Swiss German Language Area: Digital ‘Röstigraben’
The so-called ‘Röstigraben’ German-French cultural divide in Switzerland is also visible on the internet, particularly at the top of the Swiss ranking list, where few French-speaking Swiss thinkers are visible.
Thought Leaders 2016: Swiss German Websphere
The top spot in the Swiss ranking, compiled for the first time this year, was taken by Jean Ziegler. The 82-year-old sociologist has been one of the most strident figures in Switzerland for decades. Architects are given prominence in the positions that follow: Jacques Herzog, Mario Botta and Santiago Calatrava occupy second to fourth place, and Peter Zumthor occupies 15th place. On the one hand, these high rankings illustrate the international standing of Swiss architecture firms. On the other, architects have the upper hand in media terms because of what they create: they can build more projects than scholars can write books, and articles are often published in the media about their projects: from design competitions to the start of construction, delays, cost increases and openings.

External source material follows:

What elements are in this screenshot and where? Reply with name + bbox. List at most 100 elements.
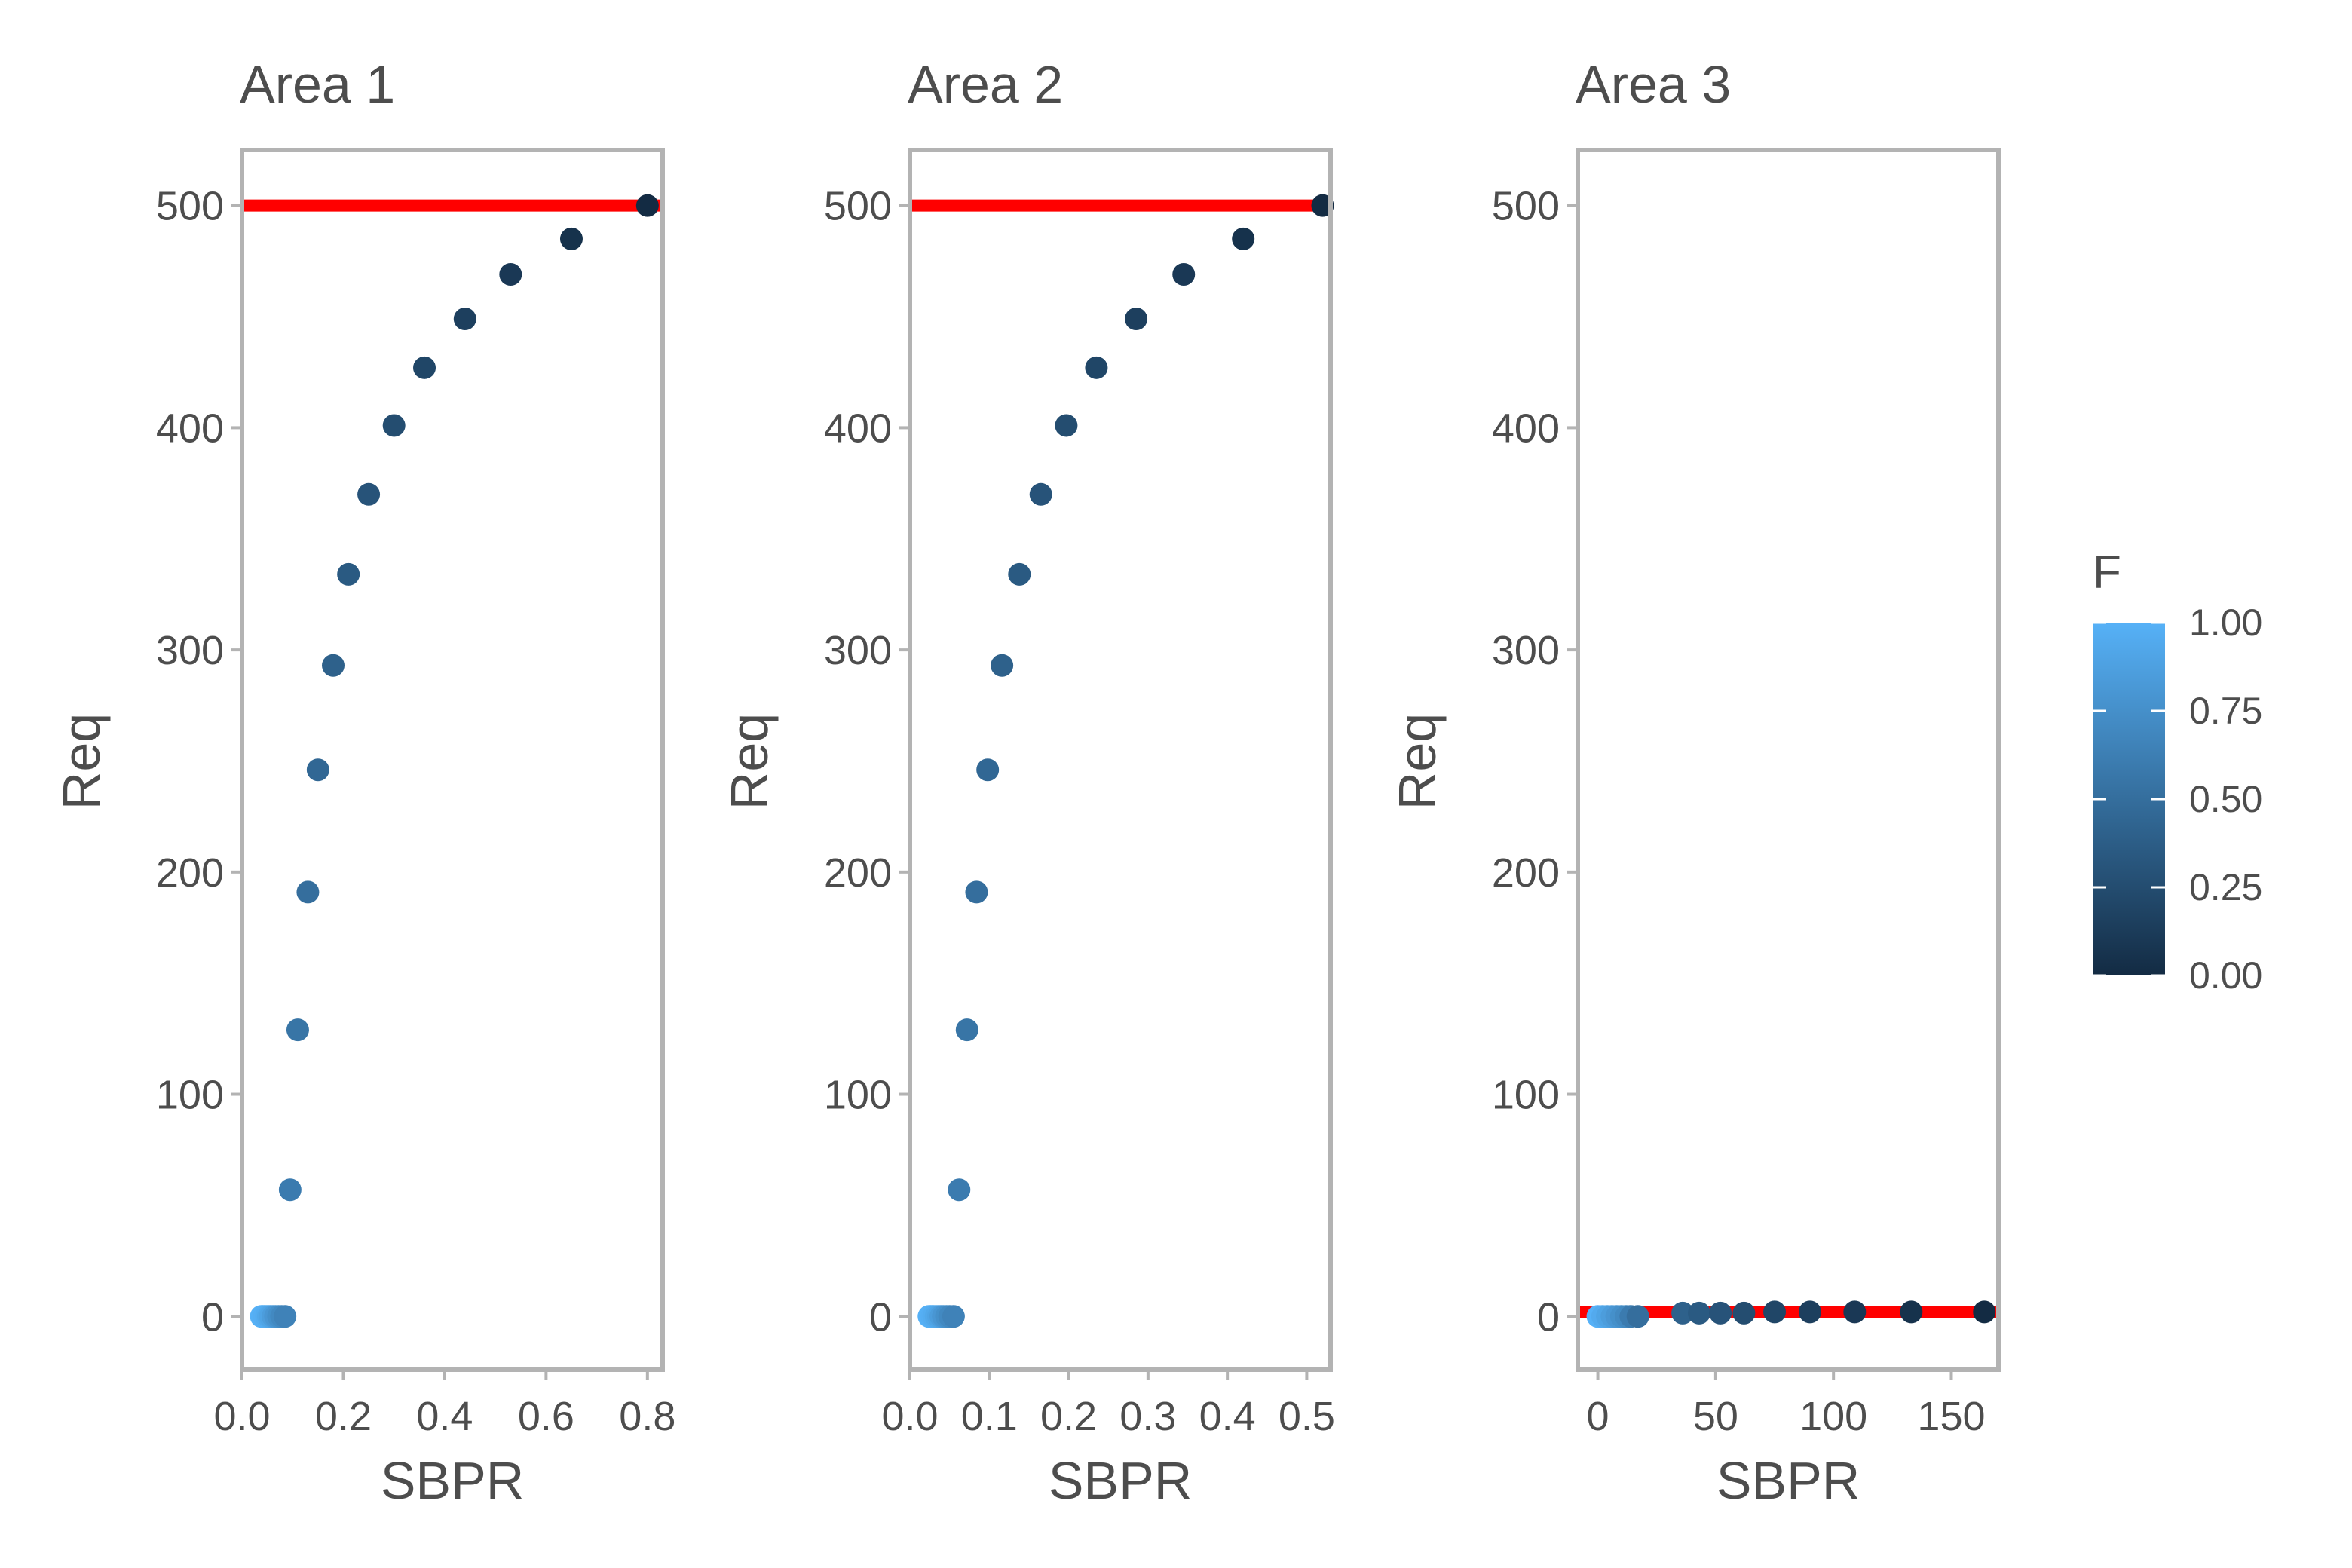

The phalanx of German Swiss figures at the top of the ranking demonstrates that even software can’t level out the so-called ‘Röstigraben’ German-French cultural divide in Switzerland. In fact, it’s probably become even more entrenched: when a network analysis investigates an overwhelming majority and a powerful minority, both of which communicate intensely among themselves but very little with each other, the majority networks appear to be more powerful and substantial than those of the minority. Language barriers turned out to be relatively impermeable in all GDI Thought Leader analyses. Even though these language barriers harbour less potential for conflict in Switzerland than in Belgium or Spain, they nevertheless result in public spheres that are largely separate.